• 1876 yilinda polonyada dogmus daha 9 yasindayken unlu olmus bir piyanisttir. ayrintilarina http://www.usca.sc.edu/…/hofmann/hofman-aiken00.htm adresinden ulasilir*
  • rachmaninoffun ünlü üçüncü konçertosunu ithaf ettiği kişi.rachmaninoff, kendisine en iyi piyanistler sorulduğunda
    "hoffman,bir de ben varım tabii" demiştir.
  • rachmaninoff un kendisine ithaf ettiği üç numaralı piyano konçertosunu hiç bir konserinde çalmamış * olan dahi piyanist. 1957 de ölmüştür. anton rubinstein ın öğrencisi olmuştur.
  • uzun yıllar curtis institute of music in direktörlüğünü de yapmış kişi.
  • 1937'de the metropolitan opera house'da verdiği konserin fotoğrafını görünce kendisine hayran olmamak elde değil.

    fütursuzca "o kadar kişinin bir bildiği vardır demek ki" demek geldi içimden.

    https://fbcdn-sphotos-h-a.akamaihd.net/…50419_o.jpg
  • ilk kayıtlarını 1894-95 yılları arasında yapmıştır, ilerleyen yıllarda da kayıt teknolojinin gelişiminde önemli bir yeri olmuştur. çocuk dahi olan hofmann, 1800'lerin en büyük piyanist-bestecilerinden anton rubinstein'ın konservatuar dışında özel olarak ders vermeyi kabul ettiği tek piyanistti. 1930'lardan sonra alkol soranları nedeniyle çalışında kusurlar baş göstermiştir ama hala daha çalışında, tonunda tılsımı kalmıştır. rahmaninov gibi birçok piyaniste göre 20. yüzyılın en iyi piyanisttiydi. glenn gould'un konserine gittiği ilk piyanistti, hofmann'ı dinlediğinde çarpılmış ve belki de bu sayede piyanist olmuştur. özellikle gençliğindeki kayıtlara bakılırsa hofmann'ın yetenekleri rahatlıkla anlaşılabilinir diye düşünüyorum:

    wagner/brassin - magic fire music (1923)
    bu uyarlamada da piyanodaki dinamik, tonlama ustalığı duyulabilir. gerek sol elinde gerekse sağ elinde müthiş bir ton ve renklendirme kabiliyeti var, günümüz piyanistlerinin hiçbirinde duyamayacağımız. çok etkileyeci ve benzersiz bir hofmann kaydıdır.

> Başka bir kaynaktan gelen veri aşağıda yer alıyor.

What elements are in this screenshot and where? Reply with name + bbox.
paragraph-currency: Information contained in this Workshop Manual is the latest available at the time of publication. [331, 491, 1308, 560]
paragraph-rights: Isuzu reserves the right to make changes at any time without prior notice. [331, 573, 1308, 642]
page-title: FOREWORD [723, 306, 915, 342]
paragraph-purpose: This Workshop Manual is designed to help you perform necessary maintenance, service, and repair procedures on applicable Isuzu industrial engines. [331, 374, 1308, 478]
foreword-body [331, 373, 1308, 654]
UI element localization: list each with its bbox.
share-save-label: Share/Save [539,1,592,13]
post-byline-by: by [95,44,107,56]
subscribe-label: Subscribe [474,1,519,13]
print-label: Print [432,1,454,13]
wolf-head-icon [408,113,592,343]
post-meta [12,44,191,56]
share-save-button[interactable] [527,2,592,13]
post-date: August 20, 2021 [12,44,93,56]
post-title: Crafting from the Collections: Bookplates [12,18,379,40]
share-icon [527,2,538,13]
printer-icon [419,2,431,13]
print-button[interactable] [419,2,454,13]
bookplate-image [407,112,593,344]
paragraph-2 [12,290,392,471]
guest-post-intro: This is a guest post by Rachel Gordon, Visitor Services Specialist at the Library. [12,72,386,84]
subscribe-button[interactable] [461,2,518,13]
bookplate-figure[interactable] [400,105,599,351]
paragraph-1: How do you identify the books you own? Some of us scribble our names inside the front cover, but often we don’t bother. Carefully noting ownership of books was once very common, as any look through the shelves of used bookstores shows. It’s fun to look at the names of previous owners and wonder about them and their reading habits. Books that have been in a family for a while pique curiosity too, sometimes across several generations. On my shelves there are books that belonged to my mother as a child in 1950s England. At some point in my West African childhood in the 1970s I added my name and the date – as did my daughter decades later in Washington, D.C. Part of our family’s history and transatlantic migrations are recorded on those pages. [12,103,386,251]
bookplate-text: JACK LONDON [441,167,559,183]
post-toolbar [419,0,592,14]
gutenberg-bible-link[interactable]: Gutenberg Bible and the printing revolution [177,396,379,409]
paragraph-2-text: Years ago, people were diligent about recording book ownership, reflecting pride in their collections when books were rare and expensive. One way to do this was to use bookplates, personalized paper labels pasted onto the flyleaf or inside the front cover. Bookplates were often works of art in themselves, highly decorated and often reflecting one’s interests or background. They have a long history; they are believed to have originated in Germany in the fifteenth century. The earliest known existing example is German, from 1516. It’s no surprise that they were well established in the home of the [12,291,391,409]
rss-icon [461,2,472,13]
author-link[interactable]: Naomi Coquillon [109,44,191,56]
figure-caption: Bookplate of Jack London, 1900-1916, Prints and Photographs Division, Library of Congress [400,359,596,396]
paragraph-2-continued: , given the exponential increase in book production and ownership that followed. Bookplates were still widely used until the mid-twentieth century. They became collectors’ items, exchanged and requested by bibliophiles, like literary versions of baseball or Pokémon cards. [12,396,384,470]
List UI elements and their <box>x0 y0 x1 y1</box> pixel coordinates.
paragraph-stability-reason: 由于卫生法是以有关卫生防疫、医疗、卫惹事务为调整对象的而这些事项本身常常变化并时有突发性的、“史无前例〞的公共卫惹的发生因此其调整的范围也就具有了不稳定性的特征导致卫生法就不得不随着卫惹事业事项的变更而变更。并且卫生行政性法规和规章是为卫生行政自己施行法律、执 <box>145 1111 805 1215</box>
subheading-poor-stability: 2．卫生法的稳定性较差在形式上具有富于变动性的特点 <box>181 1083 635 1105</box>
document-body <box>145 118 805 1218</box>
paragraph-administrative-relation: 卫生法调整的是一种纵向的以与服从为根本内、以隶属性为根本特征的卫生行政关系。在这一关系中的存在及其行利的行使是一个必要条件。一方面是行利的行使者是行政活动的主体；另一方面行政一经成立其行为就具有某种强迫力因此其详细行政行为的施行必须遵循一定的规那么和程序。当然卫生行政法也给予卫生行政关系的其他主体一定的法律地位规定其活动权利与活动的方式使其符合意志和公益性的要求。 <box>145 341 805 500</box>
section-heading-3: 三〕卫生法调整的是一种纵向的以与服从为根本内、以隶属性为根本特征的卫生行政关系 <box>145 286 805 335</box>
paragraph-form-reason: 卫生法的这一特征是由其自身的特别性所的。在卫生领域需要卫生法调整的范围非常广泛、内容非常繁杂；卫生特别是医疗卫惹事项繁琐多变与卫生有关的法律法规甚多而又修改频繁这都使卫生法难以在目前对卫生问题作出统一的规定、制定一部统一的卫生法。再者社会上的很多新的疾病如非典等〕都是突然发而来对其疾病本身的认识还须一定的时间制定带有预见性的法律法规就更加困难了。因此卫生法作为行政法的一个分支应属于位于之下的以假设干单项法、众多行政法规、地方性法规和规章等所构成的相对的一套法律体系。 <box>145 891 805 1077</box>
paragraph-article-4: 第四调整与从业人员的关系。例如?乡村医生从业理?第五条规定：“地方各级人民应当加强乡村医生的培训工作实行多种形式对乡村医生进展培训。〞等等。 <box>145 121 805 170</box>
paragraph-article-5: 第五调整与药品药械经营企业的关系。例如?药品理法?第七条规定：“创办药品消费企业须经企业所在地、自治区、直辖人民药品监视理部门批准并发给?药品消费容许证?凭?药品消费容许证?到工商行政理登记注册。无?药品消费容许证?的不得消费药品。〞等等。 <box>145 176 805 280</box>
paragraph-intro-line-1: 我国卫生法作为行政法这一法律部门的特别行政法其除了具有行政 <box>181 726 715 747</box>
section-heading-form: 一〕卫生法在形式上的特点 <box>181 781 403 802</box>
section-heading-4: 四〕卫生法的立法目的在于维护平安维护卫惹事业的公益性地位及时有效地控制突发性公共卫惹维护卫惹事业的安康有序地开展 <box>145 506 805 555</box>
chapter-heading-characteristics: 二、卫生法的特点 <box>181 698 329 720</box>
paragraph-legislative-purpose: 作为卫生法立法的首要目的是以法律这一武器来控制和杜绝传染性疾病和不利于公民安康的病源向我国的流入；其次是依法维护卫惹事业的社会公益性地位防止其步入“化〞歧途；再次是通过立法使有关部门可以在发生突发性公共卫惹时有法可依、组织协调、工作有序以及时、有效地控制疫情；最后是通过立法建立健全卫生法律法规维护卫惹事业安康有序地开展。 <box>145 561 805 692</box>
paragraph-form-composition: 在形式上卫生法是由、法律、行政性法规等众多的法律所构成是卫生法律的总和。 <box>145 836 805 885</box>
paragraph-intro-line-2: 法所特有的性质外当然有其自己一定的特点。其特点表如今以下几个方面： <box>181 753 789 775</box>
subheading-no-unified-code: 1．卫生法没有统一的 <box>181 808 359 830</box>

    moszkowski - caprice espagnole (1916)
    1916 yılında yapılmış bu kayıt da açık olarak görülüyor ki inanılmaz bir tekniği vardı hofmann'ın. gerek sol eli gerekse tekrar notaları falan duyulmamış bir soğukkanlılık ve hızda çalmaktadır. fakat mesele sadece bu teknik olayı değil, bu derece uçuk bir çalış olsa bile hiçbir nüanstan taviz vermiyor, her ayrıntının hakkını veriyor; yani hızlı çalışı eserin yapısını bozmadığı gibi önüne de geçmiyor. bu derece yüksek tempoda ve insanüstü çalmasının sebebi de "şov" amaçlı ego tatmini değil, tamamiyle eserin ateşini ve çoşkusunu en iyi şekilde verebilmek. maalesef piyanistler bu tarz yüksek tempoları vesaire kendi tekniğini göstermek amacıyla eserin önüne geçerek yapıyor bana kalırsa, bu tarz virtüözlerin kayıtları da birçok ayrıntının hakkı verilmemiş, amaçsız bir tempo yüksekliği olan kayıt oluyor ister istemez fakat hofmann gibi efsanevi eski piyansitler için böyle bir amaçsız hız söz konusu değil.

    bu da bonus olsun:
    scarlatti/tausig - klavsen sonatı (1923)

    bir de hofmann 1937'deki konser kayıtları vardır. burada 19. yüzyıldan bir kayıt dinliyoruzdur sanki, aşırı spontane eklemeler hatta eser geçişlerinde doğaçlama olan prelüdler vardır. alkol ve psikolojik sorunları nedeniyle hofmann'ın tekniği zedelenmiş olsa da yaratıcılığı hep kalmıştı.